(6 years, 5 months ago)
Commons ChamberNo, I will not.
If Lords amendment 19 is agreed to, it will be a recipe for the EU to try to get no deal so that we will have to go back from this Parliament, cap in hand, and ask for changes. What it really wants is for those changes to be staying in the single market, staying in the customs union, still having the European Court of Justice looking over us, still paying our money—more and more money—and reversing the decision. Whatever is said today, this is really about whether we believe in giving people the right to have their say. We said in the letter that went to everyone, which cost a huge amount of money:
“This is your decision. The Government will implement what you decide.”
In addition to the referendum, will the hon. Lady reflect on the fact that at last year’s general election, both parties stood on a ticket of leaving the customs union, ending freedom of movement and repatriating our laws. Both parties were quite unequivocal, and that result needs to be respected.

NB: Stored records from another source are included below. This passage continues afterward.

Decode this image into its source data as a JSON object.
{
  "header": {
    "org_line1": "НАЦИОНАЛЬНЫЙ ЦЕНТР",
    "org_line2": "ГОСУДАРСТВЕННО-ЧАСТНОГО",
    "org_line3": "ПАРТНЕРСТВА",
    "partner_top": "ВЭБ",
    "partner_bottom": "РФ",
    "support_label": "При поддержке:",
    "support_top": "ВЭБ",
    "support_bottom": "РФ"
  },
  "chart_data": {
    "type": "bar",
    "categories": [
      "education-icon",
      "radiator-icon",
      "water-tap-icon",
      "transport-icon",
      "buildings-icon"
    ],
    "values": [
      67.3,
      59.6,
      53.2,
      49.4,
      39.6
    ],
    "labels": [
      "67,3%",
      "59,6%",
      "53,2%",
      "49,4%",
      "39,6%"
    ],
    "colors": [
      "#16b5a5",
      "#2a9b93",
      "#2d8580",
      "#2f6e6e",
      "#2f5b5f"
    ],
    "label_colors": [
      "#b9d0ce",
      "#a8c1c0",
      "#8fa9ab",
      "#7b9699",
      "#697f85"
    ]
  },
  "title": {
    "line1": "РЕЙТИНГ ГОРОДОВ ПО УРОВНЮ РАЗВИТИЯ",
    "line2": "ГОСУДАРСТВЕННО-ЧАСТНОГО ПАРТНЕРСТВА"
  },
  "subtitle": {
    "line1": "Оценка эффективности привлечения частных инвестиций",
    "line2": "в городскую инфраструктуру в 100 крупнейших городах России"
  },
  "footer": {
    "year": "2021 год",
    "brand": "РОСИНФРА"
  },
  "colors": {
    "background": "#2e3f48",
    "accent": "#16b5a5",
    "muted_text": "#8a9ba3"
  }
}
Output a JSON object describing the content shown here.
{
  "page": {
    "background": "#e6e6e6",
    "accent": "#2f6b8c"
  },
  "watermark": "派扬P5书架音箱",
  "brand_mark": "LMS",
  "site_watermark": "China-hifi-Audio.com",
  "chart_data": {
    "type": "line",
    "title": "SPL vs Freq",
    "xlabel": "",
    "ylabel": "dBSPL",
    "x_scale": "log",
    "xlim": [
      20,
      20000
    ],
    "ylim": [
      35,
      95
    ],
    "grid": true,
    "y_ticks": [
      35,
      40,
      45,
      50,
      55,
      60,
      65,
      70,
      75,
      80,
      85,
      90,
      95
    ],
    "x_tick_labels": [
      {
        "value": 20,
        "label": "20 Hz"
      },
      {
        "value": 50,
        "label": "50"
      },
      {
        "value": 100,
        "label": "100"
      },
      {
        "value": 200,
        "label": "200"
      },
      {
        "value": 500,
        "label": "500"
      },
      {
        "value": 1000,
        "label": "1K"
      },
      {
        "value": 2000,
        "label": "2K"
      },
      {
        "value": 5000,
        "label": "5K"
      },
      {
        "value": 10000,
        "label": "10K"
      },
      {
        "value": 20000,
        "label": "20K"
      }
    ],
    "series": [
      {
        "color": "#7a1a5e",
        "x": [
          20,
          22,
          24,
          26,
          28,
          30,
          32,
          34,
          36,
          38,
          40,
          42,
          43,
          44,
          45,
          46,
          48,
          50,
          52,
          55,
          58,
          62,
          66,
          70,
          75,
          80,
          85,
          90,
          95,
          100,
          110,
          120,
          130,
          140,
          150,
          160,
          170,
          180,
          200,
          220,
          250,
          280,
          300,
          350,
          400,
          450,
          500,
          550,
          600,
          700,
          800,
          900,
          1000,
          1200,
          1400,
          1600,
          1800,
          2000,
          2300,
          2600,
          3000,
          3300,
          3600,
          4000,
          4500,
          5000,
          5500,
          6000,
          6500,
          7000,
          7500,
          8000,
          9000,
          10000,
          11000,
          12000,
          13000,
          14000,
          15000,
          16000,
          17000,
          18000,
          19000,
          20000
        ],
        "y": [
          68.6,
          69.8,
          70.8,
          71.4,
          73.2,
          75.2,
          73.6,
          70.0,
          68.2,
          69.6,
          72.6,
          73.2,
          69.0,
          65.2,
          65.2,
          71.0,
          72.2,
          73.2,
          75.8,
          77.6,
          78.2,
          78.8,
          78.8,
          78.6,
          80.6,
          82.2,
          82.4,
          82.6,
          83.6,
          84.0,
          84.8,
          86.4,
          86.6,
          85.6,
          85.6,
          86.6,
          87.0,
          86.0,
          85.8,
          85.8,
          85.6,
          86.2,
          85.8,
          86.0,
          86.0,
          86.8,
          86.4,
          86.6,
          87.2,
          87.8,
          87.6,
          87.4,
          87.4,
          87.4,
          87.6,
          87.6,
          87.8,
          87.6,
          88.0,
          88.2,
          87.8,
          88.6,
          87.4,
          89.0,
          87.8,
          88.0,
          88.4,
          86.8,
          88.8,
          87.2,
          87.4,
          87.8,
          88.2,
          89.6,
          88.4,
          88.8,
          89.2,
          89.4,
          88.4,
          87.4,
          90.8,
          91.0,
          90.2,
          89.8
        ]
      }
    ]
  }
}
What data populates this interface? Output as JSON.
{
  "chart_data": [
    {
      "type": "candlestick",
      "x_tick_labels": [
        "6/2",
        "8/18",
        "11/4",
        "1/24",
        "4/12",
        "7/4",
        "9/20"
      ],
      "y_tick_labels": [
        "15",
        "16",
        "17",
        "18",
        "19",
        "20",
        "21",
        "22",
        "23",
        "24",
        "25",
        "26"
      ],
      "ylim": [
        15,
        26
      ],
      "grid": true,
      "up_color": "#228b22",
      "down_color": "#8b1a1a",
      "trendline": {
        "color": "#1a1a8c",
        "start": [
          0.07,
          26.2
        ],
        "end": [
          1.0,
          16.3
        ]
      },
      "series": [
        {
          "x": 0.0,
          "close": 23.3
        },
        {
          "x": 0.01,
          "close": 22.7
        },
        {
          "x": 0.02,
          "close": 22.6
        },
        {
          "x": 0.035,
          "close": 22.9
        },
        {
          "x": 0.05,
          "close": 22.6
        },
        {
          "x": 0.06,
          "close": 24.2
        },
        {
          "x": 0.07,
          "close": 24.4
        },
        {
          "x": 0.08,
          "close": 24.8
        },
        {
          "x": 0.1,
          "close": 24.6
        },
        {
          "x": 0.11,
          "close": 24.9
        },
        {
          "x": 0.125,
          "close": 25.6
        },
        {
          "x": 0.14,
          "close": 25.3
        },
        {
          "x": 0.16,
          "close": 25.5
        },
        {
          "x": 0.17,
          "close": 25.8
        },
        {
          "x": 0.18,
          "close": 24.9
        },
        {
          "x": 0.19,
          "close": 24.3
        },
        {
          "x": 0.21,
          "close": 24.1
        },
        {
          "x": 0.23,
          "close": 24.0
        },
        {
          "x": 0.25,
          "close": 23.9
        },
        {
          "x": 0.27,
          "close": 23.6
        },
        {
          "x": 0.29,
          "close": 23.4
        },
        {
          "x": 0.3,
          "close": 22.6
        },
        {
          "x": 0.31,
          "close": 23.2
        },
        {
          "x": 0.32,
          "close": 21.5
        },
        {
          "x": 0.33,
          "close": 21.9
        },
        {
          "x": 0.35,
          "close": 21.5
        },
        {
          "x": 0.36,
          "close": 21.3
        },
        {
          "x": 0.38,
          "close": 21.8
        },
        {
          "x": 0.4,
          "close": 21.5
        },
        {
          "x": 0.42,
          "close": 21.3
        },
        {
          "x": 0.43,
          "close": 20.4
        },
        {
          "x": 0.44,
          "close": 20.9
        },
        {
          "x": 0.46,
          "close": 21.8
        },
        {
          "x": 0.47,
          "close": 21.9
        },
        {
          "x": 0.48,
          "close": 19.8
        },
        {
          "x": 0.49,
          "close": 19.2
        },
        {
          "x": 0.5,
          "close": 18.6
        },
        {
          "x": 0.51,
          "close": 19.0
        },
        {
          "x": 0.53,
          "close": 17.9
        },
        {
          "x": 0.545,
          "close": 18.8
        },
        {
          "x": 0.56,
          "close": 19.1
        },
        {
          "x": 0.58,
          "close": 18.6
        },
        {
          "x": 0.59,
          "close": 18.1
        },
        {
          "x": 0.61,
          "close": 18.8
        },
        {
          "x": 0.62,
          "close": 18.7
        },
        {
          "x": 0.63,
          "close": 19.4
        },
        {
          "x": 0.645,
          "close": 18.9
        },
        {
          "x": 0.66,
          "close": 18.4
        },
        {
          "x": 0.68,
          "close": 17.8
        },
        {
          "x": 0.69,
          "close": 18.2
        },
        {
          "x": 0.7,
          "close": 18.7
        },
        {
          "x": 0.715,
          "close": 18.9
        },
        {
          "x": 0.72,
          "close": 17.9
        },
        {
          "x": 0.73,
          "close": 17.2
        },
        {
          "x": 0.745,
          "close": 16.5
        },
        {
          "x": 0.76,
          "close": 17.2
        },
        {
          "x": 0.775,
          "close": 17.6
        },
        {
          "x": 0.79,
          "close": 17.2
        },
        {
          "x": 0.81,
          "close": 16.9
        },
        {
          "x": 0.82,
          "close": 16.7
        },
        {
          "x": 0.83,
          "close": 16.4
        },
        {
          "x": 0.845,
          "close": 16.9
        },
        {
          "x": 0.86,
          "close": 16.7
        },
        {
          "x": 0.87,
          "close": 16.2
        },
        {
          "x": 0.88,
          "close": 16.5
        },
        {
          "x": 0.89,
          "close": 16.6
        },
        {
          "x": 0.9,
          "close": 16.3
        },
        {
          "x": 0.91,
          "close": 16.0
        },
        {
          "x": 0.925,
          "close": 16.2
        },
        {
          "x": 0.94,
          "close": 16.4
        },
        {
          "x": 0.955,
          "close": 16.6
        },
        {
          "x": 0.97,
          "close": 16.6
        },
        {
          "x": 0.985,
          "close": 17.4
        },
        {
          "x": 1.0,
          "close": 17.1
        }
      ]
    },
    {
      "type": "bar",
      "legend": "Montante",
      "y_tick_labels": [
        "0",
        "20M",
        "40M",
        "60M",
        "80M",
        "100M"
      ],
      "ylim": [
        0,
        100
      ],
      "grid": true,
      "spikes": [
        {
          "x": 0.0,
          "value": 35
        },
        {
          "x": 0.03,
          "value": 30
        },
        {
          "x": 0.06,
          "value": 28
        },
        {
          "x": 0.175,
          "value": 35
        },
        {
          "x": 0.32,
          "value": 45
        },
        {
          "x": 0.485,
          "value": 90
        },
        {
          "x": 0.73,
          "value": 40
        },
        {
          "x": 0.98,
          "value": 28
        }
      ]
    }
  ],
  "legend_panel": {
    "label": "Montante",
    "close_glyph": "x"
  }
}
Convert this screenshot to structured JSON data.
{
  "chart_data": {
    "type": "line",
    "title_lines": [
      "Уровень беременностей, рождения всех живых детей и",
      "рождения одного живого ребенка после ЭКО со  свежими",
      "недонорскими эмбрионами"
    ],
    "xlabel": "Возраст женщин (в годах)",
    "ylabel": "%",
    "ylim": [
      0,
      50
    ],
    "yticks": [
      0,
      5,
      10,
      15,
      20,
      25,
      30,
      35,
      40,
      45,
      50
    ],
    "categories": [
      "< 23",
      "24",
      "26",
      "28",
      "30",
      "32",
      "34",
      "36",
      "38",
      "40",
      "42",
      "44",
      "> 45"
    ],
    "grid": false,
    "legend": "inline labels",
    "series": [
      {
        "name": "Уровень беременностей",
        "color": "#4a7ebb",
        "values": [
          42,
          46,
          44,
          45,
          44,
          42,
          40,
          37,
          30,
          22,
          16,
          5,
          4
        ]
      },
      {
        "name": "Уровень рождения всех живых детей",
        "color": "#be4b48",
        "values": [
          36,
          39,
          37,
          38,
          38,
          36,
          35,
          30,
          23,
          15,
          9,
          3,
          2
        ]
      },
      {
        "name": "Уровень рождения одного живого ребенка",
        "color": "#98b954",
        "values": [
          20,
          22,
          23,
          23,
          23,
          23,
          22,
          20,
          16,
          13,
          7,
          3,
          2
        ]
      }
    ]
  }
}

The hon. Gentleman is right that all the manifestos referred to honouring Brexit by leaving the customs union and the single market. Labour put it in a slightly more nuanced way, but, particularly in leave areas, people were told that we would be leaving the single market and the customs union.
This will be very important vote. As we have heard, it is absolutely crucial that we do not allow Lords amendment 19 to be carried. Today we must make a decision. We either support those 17.5 million people who voted to leave, or we say that we will allow people who really want to stop Brexit—by using procedural mechanisms, legal challenges and legal words—to put the whole thing in doubt. I am confident that, in the end, we will not allow the Lords—the unelected House of Lords, which is full of former EU commissioners and people who are funded by the European Union—to decide what we are going to do.